Deputy of St Saviour
- Incumbent
- Assumed office 27 June 2022 Serving with Philip Ozouf, Malcolm Ferey, Louise Doublet, Tom Binet
- Chief Minister: Kristina Moore (2022-2024) Lyndon Farnham (2024-)

Personal details
- Party: Reform Jersey
- Occupation: Politician

= Raluca Kovacs =

Raluca Kovacs is a Jersey politician who currently serves as Deputy for St Saviour since 2022. She was elected for the first time in the 2022 Jersey General Election as a member of Reform Jersey.

Kovacs is a member of the Public Accounts Committee, a member of the Assemblée Parlementaire de la Francophonie, a member of the Machinery of Government Review Sub-Committee, a member of the Commonwealth Parliamentary Association, a member of the Bailiff's Consultative Panel, a member of the Diversity Forum and a member of the Political Awareness and Education Sub-Committee.

== Business career and community work ==
Kovac runs the Aha restaurant located in Howard Davis Park alongside her husband.

Since moving to Jersey in 2009, Kovacs has held a number of community roles including chairing the Romanian Association, co-chairing HSBC's Diversity and Inclusion working group, organising the 'Big Latch' events to promote breastfeeding alongside Family Nursing and Home Care, and volunteering with Mustard Seed.

== Political career ==
Kovacs was first elected to the States Assembly in 2022 and is the first Romanian national to be elected to any British parliament.

A 2022 proposition brought by Kovacs to exempt food from Jersey's Goods and Services Tax (GST) was defeated by 28 votes to 17.

In 2023, Kovacs asked the States Assembly to provide extra support to parents of premature babies or babies requiring neonatal care during the first three months of their child's life.

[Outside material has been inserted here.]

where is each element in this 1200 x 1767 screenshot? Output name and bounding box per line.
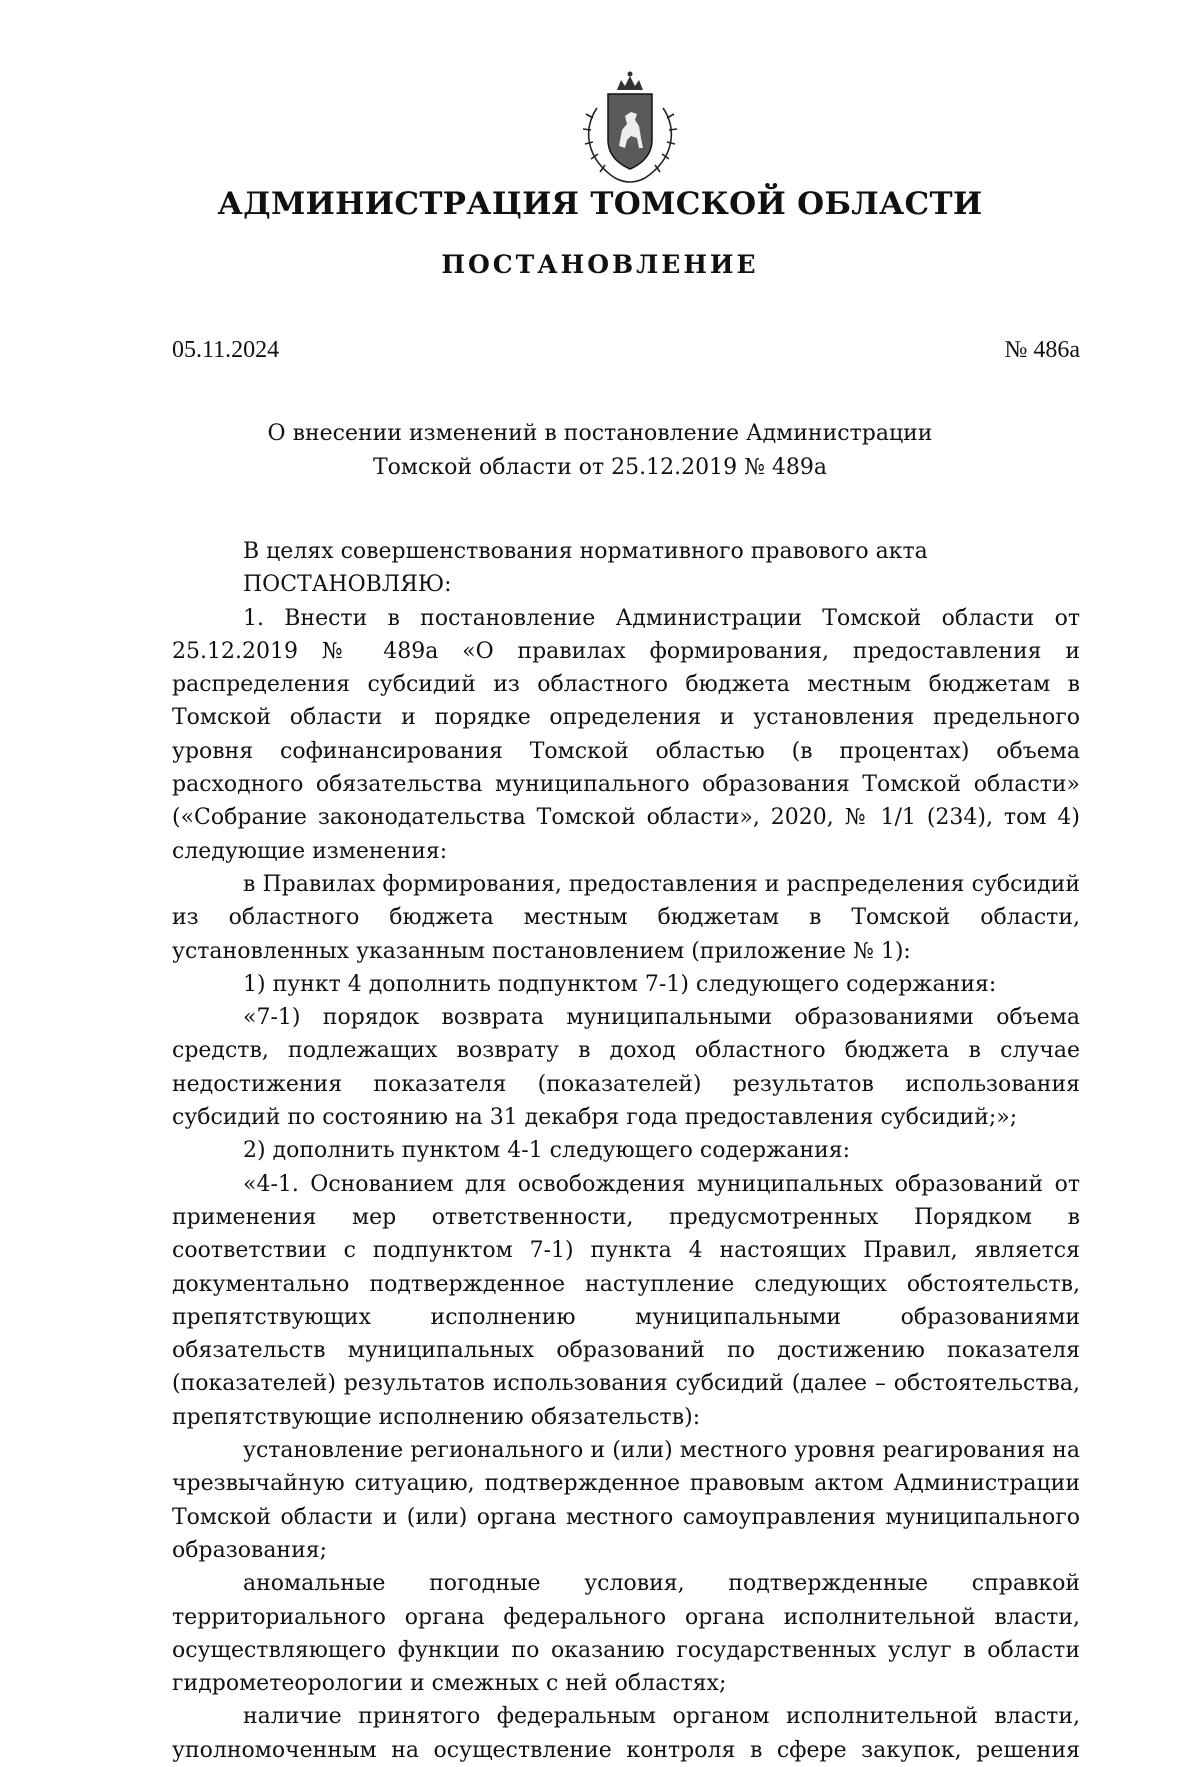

The proposition was unanimously backed by States Members.

Kovacs won the 2024 New Parliamentarian Award at the 67th Commonwealth Parliamentary Association (CPA) conference in recognition of her contribution to promoting parliamentary democracy.

In December 2024, Kovacs' amended proposition to provide more funding for Jersey athletes competing in off-Island competitions won unanimous backing from the Assembly.

In May 2025, a proposition from Kovacs called for a review of social housing rents in the Island and asked the Assembly to approve finding ways of reducing accommodation rental costs in the public sector.